Chapter 14: Developing Pricing Strategies and Programs
What is the six-step procedure most firms use to set their pricing policy?
The first step is to select the pricing objective. Next, the company must determine demand. After determining demand the company must estimate its costs. The fourth step is to analyze competitors' costs, prices, and offers. Next is to select a pricing method. The sixth and last step is to select the final price.


Explain the difference between everyday low pricing (EDLP) and high-low pricing. When would each of these methods be used?
A retailer using an EDLP pricing policy charges a constant low price with little or no promotions or sales. This strategy provides constant prices for consumers and can lead to lower perceived prices by consumers over time. In high-low pricing, the retailer charges higher prices on an everyday basis but then runs frequent promotions in which prices are temporarily lowered below the EDLP level.
What five major objectives might a company pursue through pricing? Explain each of these.
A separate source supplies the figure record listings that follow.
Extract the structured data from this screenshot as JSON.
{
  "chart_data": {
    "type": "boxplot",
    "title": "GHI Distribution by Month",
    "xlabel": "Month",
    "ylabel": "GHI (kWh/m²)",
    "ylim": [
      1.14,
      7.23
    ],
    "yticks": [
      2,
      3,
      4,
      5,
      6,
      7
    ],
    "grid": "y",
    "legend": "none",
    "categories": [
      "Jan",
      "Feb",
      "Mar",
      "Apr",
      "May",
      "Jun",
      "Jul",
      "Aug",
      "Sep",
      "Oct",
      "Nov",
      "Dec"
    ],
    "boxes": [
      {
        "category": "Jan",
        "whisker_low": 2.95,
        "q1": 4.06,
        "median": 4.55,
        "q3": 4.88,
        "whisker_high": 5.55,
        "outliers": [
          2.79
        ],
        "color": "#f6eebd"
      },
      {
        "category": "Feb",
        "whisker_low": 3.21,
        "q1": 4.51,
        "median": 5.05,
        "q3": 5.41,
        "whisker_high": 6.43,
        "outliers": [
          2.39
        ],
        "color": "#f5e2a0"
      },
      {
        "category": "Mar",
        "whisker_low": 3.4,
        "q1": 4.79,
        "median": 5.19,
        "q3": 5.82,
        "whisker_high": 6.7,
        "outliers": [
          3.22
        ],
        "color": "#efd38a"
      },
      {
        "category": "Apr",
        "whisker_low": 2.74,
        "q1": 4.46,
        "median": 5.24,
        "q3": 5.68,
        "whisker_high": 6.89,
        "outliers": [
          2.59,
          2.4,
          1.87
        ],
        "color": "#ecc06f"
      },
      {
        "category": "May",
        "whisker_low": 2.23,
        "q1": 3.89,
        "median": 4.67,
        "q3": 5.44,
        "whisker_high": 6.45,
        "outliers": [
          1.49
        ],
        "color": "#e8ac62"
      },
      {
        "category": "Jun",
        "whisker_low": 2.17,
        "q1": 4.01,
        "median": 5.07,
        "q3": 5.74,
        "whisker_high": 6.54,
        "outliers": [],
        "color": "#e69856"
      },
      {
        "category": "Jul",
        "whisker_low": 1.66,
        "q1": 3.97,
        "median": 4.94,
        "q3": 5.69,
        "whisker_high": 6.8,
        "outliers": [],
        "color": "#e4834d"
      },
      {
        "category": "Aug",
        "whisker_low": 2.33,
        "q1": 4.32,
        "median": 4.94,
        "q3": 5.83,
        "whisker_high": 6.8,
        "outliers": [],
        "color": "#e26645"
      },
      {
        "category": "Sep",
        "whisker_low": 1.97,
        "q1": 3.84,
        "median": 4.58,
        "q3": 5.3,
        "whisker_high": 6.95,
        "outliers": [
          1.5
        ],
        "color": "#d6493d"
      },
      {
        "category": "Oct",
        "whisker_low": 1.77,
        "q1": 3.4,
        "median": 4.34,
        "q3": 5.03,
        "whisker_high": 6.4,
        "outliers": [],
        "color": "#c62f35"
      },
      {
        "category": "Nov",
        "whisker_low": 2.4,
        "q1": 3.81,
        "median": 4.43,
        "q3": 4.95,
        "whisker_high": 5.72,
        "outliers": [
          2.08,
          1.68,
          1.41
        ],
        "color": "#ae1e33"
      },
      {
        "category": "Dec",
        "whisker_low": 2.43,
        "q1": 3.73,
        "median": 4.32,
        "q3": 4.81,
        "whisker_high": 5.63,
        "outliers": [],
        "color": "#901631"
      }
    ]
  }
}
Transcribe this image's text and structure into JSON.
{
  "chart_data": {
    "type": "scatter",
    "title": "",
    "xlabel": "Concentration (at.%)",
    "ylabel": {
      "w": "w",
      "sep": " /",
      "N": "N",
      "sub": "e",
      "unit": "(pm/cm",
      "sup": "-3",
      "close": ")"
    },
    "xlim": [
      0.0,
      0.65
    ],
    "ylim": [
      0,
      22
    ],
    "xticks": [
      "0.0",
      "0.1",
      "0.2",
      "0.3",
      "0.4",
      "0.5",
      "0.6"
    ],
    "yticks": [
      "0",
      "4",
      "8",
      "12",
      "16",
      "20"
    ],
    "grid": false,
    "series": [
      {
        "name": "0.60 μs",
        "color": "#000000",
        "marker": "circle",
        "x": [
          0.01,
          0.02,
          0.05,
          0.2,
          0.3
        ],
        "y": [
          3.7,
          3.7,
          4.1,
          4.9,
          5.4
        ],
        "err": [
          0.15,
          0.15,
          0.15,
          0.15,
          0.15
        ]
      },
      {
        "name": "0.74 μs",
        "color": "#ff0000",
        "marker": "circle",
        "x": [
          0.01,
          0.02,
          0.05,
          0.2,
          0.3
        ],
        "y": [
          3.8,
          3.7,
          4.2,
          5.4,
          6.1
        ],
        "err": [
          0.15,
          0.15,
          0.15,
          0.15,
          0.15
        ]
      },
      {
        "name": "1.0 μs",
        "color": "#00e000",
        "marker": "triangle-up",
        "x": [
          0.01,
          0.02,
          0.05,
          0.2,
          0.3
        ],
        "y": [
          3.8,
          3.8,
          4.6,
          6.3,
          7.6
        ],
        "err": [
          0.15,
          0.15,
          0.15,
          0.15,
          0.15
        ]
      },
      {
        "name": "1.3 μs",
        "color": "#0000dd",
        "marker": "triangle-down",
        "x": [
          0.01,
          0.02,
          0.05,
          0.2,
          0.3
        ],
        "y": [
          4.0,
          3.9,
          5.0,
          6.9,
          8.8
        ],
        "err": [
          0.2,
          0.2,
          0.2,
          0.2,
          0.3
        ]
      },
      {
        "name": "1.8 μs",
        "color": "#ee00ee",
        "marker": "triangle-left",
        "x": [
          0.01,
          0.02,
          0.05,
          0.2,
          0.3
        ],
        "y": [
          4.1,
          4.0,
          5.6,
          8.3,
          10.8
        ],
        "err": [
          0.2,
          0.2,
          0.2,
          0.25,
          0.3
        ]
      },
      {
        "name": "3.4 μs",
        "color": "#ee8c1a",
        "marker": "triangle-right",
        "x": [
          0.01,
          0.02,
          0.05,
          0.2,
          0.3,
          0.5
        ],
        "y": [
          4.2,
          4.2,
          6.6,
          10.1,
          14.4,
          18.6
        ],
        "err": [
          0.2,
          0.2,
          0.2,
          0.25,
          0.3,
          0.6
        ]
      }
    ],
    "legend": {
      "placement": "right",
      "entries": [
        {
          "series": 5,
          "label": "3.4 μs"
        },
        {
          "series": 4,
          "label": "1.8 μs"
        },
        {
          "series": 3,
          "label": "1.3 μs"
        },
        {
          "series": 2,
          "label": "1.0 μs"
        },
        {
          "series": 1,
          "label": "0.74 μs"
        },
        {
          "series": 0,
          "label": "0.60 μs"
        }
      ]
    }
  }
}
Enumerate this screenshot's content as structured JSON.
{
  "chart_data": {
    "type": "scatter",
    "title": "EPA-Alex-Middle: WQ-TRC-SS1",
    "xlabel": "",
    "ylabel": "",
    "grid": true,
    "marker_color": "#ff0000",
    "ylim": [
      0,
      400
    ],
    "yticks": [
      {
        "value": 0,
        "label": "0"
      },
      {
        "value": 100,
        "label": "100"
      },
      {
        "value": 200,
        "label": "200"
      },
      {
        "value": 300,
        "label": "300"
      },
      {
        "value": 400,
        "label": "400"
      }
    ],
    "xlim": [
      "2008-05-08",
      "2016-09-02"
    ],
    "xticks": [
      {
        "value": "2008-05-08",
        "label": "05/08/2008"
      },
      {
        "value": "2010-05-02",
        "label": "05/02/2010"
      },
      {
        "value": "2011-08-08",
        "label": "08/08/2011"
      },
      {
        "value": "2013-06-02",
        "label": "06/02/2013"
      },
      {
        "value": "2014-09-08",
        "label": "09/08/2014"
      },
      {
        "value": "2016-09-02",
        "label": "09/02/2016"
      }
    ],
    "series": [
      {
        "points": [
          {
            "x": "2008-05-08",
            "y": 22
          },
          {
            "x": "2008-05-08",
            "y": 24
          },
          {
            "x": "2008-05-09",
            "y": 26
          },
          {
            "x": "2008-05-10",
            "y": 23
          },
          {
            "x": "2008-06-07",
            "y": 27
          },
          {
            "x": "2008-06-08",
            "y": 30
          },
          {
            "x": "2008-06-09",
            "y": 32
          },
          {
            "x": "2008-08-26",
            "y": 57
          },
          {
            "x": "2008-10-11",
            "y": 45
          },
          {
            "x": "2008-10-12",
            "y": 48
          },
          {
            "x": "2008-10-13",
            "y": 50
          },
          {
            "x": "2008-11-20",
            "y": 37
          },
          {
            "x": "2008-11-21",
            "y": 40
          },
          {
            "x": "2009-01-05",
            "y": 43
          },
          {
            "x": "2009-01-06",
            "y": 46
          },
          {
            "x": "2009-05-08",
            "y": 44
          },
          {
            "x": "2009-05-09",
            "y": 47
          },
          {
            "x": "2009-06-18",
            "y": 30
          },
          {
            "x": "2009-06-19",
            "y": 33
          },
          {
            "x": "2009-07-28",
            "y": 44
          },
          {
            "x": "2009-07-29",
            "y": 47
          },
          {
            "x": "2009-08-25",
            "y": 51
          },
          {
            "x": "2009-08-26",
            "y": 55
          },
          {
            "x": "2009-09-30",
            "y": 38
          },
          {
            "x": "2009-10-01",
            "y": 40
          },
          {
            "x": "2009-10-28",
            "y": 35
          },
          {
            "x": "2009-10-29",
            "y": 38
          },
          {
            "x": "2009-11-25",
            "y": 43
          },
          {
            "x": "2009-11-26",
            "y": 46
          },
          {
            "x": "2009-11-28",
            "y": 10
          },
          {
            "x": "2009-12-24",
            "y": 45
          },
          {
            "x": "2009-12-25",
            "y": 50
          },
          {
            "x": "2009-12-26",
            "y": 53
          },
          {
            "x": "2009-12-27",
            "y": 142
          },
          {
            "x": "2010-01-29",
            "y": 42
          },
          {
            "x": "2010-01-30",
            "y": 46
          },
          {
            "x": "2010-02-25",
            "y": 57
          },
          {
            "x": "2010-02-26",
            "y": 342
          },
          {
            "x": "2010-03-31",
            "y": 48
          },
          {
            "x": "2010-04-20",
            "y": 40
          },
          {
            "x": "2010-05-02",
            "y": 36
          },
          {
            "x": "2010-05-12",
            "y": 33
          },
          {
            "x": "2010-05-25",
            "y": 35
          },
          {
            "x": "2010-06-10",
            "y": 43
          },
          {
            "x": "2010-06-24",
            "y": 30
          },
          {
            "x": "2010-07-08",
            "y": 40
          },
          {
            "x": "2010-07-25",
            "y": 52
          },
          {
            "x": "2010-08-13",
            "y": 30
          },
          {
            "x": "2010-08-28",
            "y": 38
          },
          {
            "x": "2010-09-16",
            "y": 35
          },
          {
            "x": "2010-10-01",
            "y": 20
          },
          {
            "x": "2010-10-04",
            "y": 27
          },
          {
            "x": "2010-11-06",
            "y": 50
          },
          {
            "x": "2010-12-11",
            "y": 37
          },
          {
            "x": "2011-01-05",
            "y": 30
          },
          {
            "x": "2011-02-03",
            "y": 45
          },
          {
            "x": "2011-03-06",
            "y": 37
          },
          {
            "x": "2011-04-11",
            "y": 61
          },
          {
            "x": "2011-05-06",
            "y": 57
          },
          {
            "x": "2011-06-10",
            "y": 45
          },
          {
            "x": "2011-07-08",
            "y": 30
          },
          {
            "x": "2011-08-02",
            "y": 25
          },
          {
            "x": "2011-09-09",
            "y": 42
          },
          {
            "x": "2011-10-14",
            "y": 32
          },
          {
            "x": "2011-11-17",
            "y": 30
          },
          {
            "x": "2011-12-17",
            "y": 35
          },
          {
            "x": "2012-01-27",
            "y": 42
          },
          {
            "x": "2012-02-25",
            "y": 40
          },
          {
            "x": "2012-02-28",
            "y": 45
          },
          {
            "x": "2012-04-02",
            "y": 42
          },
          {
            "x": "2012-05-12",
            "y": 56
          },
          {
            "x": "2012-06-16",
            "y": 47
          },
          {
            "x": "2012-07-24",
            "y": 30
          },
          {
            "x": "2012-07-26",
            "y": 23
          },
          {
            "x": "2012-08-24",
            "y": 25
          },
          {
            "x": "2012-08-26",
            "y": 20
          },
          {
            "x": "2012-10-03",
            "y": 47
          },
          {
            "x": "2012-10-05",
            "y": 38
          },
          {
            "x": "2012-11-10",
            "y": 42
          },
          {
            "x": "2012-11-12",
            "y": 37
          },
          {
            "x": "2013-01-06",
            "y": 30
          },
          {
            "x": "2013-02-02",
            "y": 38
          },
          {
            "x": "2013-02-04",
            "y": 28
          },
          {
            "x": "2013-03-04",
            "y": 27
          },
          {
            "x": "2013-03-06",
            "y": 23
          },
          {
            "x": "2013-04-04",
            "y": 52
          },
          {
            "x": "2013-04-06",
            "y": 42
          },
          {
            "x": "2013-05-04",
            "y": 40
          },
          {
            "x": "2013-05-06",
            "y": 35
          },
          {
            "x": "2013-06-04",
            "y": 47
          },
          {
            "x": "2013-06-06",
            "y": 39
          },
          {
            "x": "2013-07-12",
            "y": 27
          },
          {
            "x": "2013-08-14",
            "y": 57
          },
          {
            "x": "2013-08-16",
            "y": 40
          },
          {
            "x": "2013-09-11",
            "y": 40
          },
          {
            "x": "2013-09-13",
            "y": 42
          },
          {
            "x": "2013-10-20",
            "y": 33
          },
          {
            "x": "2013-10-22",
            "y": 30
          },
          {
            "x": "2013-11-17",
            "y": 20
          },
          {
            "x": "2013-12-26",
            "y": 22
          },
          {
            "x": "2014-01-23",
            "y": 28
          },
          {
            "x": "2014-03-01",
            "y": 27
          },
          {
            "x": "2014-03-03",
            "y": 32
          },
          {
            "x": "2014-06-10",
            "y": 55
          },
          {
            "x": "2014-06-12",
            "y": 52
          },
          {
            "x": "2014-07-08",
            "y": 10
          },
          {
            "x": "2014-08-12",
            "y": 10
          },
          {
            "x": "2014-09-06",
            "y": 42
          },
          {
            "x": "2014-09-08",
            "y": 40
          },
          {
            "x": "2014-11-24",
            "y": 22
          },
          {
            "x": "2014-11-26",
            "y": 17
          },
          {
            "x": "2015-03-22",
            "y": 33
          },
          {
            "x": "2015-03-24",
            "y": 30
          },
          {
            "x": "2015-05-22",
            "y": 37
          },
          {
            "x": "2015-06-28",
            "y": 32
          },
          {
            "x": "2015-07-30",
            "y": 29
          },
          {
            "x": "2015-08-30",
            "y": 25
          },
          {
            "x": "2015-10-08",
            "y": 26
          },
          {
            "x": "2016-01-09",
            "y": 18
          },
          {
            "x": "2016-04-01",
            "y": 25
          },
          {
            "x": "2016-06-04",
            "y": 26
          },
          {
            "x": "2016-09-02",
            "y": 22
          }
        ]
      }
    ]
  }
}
A company can pursue any of the following five major objectives through pricing: survival, maximum current profit, maximum market share, market skimming, or product-quality leadership. The first objective, survival, is a short-run objective to cover variable costs and some fixed costs. To maximize current profits the company must estimate demand and costs with various prices and choose the price that produces maximum current profits. To maximize market share the company sets the lowest price it can, assuming a price sensitive market. In market-skimming pricing, companies set high prices when introducing new high-tech products. Finally, with product-quality leadership pricing prices are set to imply a high level of quality.
Describe the various pricing techniques known as promotional pricing that can be used to stimulate early purchase.
Companies can use several pricing techniques to stimulate early purchases.
Loss-leader pricing is used by retailers to stimulate store traffic by dropping the prices of well-known brands.
Special-event pricing is used in certain seasons to draw in more customers.
Cash rebates encourage the purchase of the manufacturers' products within a specified time period.
Low-interest financing is also used to attract customers with low interest rates. Monthly payments can be reduced by offering buyers longer payment terms. Companies can add free or low-cash warranties and service contracts.
And finally, psychological discounting can be used by setting an artificially high price and then offering the product at a substantial saving.